I think some of my oldest reusable bags are around 7-8 years old and have been used once a week or so, so I suspect that yes, that's better than going through a plastic bag every week.
 
I just watched a We Bare Bears episode about this topic a few days ago. Basically the main characters were guilt tripped into buying Tote Bags and went way overboard thinking they were helping the environment.

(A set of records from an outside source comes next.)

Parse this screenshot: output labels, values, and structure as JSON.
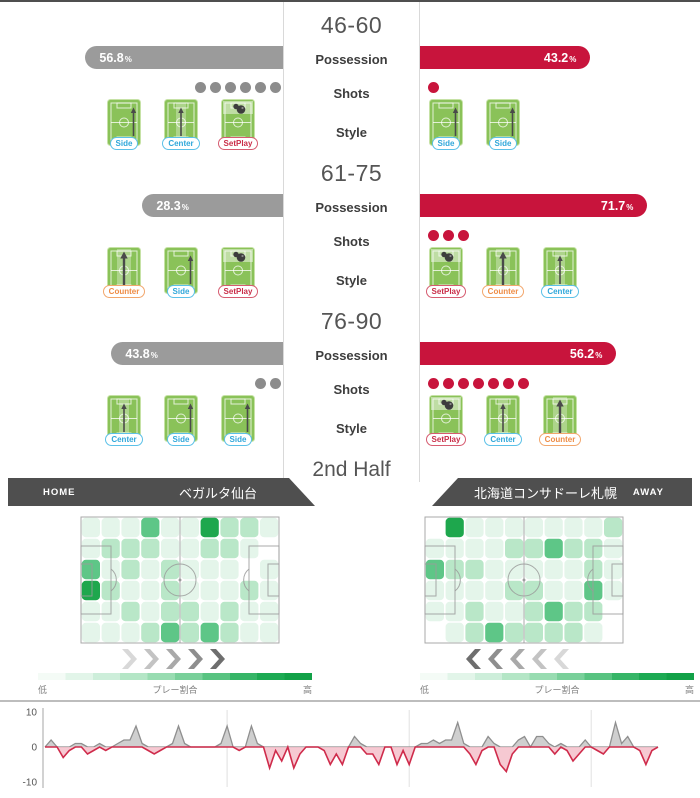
{
  "labels": {
    "possession": "Possession",
    "shots": "Shots",
    "style": "Style",
    "half": "2nd Half",
    "percent": "%"
  },
  "periods": [
    {
      "label": "46-60",
      "home": {
        "possession_pct": "56.8",
        "shots": 6,
        "styles": [
          {
            "label": "Side",
            "type": "side"
          },
          {
            "label": "Center",
            "type": "center"
          },
          {
            "label": "SetPlay",
            "type": "setplay"
          }
        ]
      },
      "away": {
        "possession_pct": "43.2",
        "shots": 1,
        "styles": [
          {
            "label": "Side",
            "type": "side"
          },
          {
            "label": "Side",
            "type": "side"
          }
        ]
      }
    },
    {
      "label": "61-75",
      "home": {
        "possession_pct": "28.3",
        "shots": 0,
        "styles": [
          {
            "label": "Counter",
            "type": "counter"
          },
          {
            "label": "Side",
            "type": "side"
          },
          {
            "label": "SetPlay",
            "type": "setplay"
          }
        ]
      },
      "away": {
        "possession_pct": "71.7",
        "shots": 3,
        "styles": [
          {
            "label": "SetPlay",
            "type": "setplay"
          },
          {
            "label": "Counter",
            "type": "counter"
          },
          {
            "label": "Center",
            "type": "center"
          }
        ]
      }
    },
    {
      "label": "76-90",
      "home": {
        "possession_pct": "43.8",
        "shots": 2,
        "styles": [
          {
            "label": "Center",
            "type": "center"
          },
          {
            "label": "Side",
            "type": "side"
          },
          {
            "label": "Side",
            "type": "side"
          }
        ]
      },
      "away": {
        "possession_pct": "56.2",
        "shots": 7,
        "styles": [
          {
            "label": "SetPlay",
            "type": "setplay"
          },
          {
            "label": "Center",
            "type": "center"
          },
          {
            "label": "Counter",
            "type": "counter"
          }
        ]
      }
    }
  ],
  "teams": {
    "home": {
      "tag": "HOME",
      "name": "ベガルタ仙台"
    },
    "away": {
      "tag": "AWAY",
      "name": "北海道コンサドーレ札幌"
    }
  },
  "heatmap": {
    "legend": {
      "low": "低",
      "label": "プレー割合",
      "high": "高"
    },
    "level_colors": [
      "#ffffff",
      "#e4f5ea",
      "#b9e7c8",
      "#5ec687",
      "#1ea74d"
    ],
    "home": {
      "direction": "right",
      "grid": [
        [
          1,
          1,
          1,
          3,
          1,
          1,
          4,
          2,
          2,
          1
        ],
        [
          1,
          2,
          2,
          2,
          1,
          1,
          2,
          2,
          1,
          0
        ],
        [
          3,
          1,
          2,
          1,
          2,
          1,
          1,
          1,
          0,
          1
        ],
        [
          4,
          2,
          1,
          1,
          2,
          1,
          1,
          1,
          2,
          1
        ],
        [
          1,
          1,
          2,
          1,
          2,
          2,
          1,
          2,
          1,
          1
        ],
        [
          1,
          1,
          1,
          2,
          3,
          2,
          3,
          2,
          1,
          1
        ]
      ]
    },
    "away": {
      "direction": "left",
      "grid": [
        [
          0,
          4,
          1,
          1,
          1,
          1,
          1,
          1,
          1,
          2
        ],
        [
          1,
          1,
          1,
          1,
          2,
          2,
          3,
          2,
          2,
          1
        ],
        [
          3,
          2,
          2,
          1,
          1,
          1,
          1,
          1,
          2,
          1
        ],
        [
          1,
          1,
          1,
          1,
          2,
          2,
          1,
          1,
          3,
          1
        ],
        [
          1,
          1,
          2,
          1,
          1,
          2,
          3,
          2,
          2,
          0
        ],
        [
          0,
          1,
          2,
          3,
          2,
          2,
          2,
          2,
          1,
          0
        ]
      ]
    }
  },
  "colors": {
    "home_bar": "#9b9b9b",
    "away_bar": "#c8143c",
    "style_side": "#2FA7DA",
    "style_center": "#2FA7DA",
    "style_counter": "#EE8C45",
    "style_setplay": "#C92C47",
    "banner_bg": "#4f4f4f"
  },
  "chart_data": {
    "type": "area",
    "title": "attack momentum by minute (positive = home gray, negative = away red)",
    "x_minutes_range": [
      0,
      101
    ],
    "ylim": [
      -10,
      10
    ],
    "yticks": [
      "10",
      "0",
      "-10"
    ],
    "gridlines_minutes": [
      30,
      60,
      90
    ],
    "series": [
      {
        "name": "home-momentum",
        "color": "#8f8f8f",
        "fill": "#cfcfcf"
      },
      {
        "name": "away-momentum",
        "color": "#cf2b4b",
        "fill": "#f5c0ca"
      }
    ],
    "values": [
      0,
      2,
      0,
      -3,
      -1,
      1,
      1,
      -2,
      -1,
      1,
      -1,
      0,
      1,
      2,
      2,
      6,
      1,
      -1,
      -2,
      -1,
      0,
      1,
      6,
      1,
      0,
      0,
      0,
      0,
      0,
      1,
      6,
      0,
      -1,
      0,
      6,
      1,
      0,
      -6,
      -1,
      -4,
      0,
      -6,
      -2,
      0,
      0,
      0,
      -1,
      -5,
      -2,
      -5,
      0,
      3,
      1,
      -2,
      -2,
      -5,
      0,
      0,
      -5,
      -1,
      -5,
      0,
      1,
      1,
      2,
      1,
      2,
      2,
      7,
      1,
      -2,
      -5,
      -1,
      3,
      1,
      -5,
      -7,
      -2,
      2,
      3,
      0,
      3,
      3,
      1,
      -2,
      1,
      -1,
      -4,
      -2,
      2,
      0,
      -1,
      -2,
      0,
      7,
      1,
      3,
      0,
      -1,
      -5,
      -1,
      0
    ]
  }
}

Funny I never knew that people bought them caus they believed they were helping the environment, I always thought people bought them so they wouldn't have to add to their massive collection of plastic bags at home and this was the simpler solution.
 
The key here with this article is that it's talking about typical use. It says many people end up collecting lots of tote bags and then never using them.

I suspect that if you use tote bags the way they're intended -- only have as many as you need and re-use them over and over -- it would be fine. But it doesn't look like the article provides the numbers on that. It would be helpful if they told you how many times you would have to use a tote bag for it to be worth it.